Fair is Fowl

0456 - Cauldron

“Double, double, toil and trouble,” rasped the feathered being behind her.

The Scottish Play? Really?” Agathe replied as she cracked the egg into the cauldron. Its shell fell away in pieces, dissolving into the concoction she was brewing. Then the yolk plopped in. She stirred gently with a wooden spoon, resisting the urge to taste it. Sure, it looked and smelled like egg drop soup, but there were other… ingredients… that were not so benign.

“You turned me into this half-human, half-bird,” the other replied. “You’re stuck with me until you manage to turn me back.”

“I’ve told you,” Agathe reminded her, “it was an accident. You weren’t supposed to sip the tea from that mug. It was supposed to be sprinkled over the hens’ feed to increase their laying capacity.”

“Because you’re too cheap to build a separate enclosure and buy a second rooster.”

Agathe rolled her eyes, ignoring the other’s comment.

“Admit it! You are; you are!” the other said.

“Maybe I wouldn’t have to be so cautious about spending,” Agathe said, accenting her oblique correction, “if someone I know helped bring in some income.”

“Like this? How could I possibly do that?” the other was incensed.

“I don’t know, give folks rides on your back? Go out on street corners and recite ‘The Raven?'” She turned the flame up under the cauldron, and the contents inside began to hiss and roil.

“Fire burn and cauldron bubble,” came the gravelly commentary from behind her.

“Merlin’s shriveled balls! Must you?” Agathe complained. Then she sighed. “Alright, I need the sword now.”

“Mine,” said the other.

“I know it’s yours. We have to dip it into the soup and then you have to lick it.”

“Lick it?”

“Yes. Lick it. Lick it good.”

“You know, this form isn’t so bad. I mean… I don’t mind it, except the egg-laying thing.”

“The egg-laying thing is what’s going to turn you back,” Agathe said. “The sword please?”
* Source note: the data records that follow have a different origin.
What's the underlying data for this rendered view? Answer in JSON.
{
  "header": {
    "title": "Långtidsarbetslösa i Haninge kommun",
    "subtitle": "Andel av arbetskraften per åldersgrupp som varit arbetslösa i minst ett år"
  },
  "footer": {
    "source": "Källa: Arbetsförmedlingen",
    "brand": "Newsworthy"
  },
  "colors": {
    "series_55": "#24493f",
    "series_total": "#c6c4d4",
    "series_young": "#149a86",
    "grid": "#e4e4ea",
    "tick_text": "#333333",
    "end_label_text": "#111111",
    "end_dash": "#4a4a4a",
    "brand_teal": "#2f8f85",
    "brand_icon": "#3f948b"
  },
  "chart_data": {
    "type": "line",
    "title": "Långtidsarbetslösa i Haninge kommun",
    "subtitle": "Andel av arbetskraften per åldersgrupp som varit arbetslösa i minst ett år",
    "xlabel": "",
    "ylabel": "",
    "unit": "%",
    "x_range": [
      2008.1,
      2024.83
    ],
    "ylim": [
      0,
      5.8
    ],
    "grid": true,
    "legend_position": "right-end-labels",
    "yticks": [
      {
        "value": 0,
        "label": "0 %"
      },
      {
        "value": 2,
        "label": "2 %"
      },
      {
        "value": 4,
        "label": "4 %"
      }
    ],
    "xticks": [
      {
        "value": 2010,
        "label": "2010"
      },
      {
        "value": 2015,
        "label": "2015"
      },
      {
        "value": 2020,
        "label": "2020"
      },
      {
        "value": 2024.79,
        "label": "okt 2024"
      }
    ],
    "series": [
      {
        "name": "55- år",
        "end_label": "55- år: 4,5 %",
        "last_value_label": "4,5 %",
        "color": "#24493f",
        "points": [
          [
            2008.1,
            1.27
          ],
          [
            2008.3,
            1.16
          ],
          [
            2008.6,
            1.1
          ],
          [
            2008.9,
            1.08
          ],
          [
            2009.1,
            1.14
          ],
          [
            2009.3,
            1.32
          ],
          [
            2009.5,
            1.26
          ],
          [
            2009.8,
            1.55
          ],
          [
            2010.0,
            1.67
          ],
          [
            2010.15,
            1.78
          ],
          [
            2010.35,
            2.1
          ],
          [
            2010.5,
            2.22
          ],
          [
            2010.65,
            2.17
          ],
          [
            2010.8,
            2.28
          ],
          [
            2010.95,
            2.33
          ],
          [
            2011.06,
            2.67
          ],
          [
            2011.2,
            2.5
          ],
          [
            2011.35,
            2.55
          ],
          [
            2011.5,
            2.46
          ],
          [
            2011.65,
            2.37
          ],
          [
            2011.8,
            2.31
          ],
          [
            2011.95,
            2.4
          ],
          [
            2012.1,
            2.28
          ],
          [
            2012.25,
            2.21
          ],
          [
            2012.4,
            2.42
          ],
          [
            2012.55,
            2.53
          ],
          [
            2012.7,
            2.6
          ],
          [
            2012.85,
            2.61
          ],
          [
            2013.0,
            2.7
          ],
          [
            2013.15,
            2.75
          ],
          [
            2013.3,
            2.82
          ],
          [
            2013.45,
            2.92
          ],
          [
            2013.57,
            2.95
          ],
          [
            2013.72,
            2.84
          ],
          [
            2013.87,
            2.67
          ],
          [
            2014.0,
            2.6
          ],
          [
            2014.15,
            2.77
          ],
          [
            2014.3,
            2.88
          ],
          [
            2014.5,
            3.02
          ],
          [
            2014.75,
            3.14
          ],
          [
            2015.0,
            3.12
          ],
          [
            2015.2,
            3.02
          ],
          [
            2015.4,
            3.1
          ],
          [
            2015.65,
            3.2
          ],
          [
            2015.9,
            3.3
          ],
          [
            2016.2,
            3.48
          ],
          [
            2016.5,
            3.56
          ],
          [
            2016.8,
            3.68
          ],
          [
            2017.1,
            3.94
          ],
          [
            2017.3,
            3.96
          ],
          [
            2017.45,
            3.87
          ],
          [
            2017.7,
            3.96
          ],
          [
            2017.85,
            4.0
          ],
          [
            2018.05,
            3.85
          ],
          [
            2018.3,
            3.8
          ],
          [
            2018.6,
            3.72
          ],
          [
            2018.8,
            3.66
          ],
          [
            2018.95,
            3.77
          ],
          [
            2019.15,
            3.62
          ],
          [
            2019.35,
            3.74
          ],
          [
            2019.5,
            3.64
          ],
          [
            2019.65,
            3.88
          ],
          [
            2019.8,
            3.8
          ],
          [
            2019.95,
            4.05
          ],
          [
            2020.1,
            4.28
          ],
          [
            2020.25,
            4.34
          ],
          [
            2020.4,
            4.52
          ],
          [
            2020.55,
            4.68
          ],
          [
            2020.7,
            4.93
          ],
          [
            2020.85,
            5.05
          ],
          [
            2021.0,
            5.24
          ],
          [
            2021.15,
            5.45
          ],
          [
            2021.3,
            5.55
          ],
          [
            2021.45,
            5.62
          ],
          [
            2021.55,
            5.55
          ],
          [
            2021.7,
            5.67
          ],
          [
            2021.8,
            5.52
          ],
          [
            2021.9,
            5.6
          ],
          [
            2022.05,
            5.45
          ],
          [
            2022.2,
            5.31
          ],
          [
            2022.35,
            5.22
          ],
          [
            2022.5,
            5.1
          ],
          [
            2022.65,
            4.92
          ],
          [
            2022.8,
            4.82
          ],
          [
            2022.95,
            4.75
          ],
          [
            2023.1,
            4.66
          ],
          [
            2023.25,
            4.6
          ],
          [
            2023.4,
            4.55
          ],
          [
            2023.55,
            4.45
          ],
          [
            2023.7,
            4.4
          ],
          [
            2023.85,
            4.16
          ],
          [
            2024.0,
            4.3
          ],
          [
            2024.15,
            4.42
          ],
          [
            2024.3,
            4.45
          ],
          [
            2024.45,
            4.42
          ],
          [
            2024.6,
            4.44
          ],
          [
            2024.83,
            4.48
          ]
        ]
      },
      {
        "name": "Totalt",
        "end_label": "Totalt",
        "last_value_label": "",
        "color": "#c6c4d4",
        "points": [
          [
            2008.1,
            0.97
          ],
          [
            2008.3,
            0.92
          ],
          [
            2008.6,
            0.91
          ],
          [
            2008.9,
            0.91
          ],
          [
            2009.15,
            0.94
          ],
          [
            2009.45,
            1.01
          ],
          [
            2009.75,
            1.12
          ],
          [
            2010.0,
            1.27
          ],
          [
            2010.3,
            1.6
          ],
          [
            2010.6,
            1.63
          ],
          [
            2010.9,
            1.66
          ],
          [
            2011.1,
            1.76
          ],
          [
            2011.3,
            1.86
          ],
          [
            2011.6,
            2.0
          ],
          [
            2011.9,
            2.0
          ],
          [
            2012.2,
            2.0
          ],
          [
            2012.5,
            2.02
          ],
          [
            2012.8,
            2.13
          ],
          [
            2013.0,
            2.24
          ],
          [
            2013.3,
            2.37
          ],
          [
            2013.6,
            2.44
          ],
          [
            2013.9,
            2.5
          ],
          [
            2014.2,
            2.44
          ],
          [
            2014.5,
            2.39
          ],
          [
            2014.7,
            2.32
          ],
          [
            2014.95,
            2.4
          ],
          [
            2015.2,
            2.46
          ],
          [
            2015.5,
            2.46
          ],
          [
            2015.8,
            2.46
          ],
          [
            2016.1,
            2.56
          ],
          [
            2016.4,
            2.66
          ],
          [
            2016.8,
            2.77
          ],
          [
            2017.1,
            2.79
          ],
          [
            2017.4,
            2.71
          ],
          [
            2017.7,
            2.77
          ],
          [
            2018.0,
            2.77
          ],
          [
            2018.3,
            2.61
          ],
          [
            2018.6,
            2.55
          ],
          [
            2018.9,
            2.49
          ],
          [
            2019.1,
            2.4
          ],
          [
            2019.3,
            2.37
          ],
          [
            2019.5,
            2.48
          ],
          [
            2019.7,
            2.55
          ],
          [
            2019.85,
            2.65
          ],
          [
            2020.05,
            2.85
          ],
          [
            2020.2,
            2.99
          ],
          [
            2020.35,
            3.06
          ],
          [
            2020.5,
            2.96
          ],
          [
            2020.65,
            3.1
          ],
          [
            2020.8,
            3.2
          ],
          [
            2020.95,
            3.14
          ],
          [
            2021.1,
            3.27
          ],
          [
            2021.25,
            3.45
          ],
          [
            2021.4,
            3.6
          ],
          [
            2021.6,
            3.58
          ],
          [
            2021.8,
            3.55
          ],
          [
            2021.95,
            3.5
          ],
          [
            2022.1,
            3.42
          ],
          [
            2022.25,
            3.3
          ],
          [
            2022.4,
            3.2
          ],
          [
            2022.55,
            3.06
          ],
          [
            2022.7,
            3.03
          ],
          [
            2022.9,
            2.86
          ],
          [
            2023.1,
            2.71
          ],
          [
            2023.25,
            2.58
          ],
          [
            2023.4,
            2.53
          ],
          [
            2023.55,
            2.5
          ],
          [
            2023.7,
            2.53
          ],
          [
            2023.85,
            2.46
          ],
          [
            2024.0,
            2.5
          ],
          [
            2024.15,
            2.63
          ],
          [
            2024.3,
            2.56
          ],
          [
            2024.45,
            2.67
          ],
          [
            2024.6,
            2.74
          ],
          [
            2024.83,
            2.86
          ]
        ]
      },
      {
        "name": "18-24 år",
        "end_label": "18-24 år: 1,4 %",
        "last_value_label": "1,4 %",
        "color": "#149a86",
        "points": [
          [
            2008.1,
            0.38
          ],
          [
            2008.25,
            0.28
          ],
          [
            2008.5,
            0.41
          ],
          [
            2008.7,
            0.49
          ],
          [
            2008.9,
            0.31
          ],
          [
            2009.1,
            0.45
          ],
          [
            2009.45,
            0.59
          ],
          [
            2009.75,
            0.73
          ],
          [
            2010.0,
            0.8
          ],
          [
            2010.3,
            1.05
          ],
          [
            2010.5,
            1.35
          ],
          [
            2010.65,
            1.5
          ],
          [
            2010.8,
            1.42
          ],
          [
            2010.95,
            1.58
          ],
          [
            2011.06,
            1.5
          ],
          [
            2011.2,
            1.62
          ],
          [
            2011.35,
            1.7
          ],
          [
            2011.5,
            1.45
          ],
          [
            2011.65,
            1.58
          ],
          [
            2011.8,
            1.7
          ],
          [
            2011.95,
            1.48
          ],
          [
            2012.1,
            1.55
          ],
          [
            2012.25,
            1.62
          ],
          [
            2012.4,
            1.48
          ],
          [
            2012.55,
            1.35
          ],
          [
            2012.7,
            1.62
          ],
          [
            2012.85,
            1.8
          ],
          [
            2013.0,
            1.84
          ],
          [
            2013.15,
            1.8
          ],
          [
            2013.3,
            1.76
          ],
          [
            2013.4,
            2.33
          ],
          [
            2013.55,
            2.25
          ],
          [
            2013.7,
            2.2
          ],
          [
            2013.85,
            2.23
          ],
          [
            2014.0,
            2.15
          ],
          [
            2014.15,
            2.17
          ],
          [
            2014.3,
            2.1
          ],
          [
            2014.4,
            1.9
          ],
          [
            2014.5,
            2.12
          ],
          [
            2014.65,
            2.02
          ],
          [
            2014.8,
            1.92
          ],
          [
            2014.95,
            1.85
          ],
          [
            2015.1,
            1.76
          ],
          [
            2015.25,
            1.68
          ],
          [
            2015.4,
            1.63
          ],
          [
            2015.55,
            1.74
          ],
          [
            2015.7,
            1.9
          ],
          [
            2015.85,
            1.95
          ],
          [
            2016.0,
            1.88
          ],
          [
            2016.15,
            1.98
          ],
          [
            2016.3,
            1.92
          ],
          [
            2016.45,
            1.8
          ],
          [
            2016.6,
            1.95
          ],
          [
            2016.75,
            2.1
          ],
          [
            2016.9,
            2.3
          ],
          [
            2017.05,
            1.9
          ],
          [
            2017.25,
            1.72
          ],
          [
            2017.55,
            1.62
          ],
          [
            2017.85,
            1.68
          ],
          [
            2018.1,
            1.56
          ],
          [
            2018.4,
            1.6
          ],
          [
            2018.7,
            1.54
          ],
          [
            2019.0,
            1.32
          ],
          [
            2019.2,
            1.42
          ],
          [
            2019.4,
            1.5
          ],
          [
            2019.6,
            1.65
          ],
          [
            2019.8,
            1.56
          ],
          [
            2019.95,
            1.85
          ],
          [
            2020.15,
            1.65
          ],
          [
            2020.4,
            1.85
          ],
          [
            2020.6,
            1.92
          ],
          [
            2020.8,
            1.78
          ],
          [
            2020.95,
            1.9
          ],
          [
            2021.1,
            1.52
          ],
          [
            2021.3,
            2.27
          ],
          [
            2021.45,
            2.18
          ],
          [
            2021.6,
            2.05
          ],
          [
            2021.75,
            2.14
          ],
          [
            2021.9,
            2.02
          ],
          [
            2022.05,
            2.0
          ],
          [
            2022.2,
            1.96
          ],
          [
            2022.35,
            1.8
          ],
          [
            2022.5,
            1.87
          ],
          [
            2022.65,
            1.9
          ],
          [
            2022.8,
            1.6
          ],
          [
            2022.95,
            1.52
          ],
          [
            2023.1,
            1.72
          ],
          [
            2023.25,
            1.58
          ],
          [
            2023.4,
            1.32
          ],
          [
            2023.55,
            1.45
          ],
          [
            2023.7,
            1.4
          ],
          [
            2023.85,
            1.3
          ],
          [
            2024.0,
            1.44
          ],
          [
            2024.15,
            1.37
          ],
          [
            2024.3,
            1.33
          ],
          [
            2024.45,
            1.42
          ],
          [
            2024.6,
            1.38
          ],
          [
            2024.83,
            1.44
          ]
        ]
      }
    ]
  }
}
Her temporarily feathered friend relinquished the weapon and watched as the witch dipped it into the soup – spell – concoction – thing. “Do I really have to lick it?”

“If you want to be returned to your original form, yes.”

Warily, the feathered one allowed the sword to be drawn gently – oh, so gently – through its beak. “Well? I don’t feel any different.”

“It takes a minute.”

“Oh.”

They waited.

And waited.

And waited.

And finally, there was a puff of grey and white smoke and the feathered hybrid had disappeared, replaced with a woman who looked like a slightly younger version of Agathe.

“I’m back,” she said. “I’m me! I’m back.” She danced around the room, laughing and crying at once. Then she looked at her sister. “I think you should taste the soup.”

“We don’t know what it will do.”

“Turnabout’s fair play,” the younger woman said.

“Alright, fine.” She dipped her wooden spoon into the mixture, then lifted it out and tasted it.

“Well?”

“Needs salt.”

“But… you’re not changing. Why are you not changing?”

“Oh, the soup had nothing to do with it. I just wanted a recipe to win the tasty treats contest. I could have turned you back any time.”

“But… Agathe. I’m your sister!”

“Yeah, but you stole my favorite pointy-toed boots.”

“You turned me into a bird thing for that?!”

“Well, foul is fair and fair’s fowl.”  She giggled. No. She cackled. Get it? Fowl? F-o-w-l.” She cackled some more.

There was a splash as Agathe’s Exotic Hybrid Egg-drop Soup became Agathe’s New Dress.

The other turned to leave, but her Agathe called her back.  “Doris! Come back here. Doris! I’m sorry.”

But the younger woman just called back over her shoulder. “Nevermore.”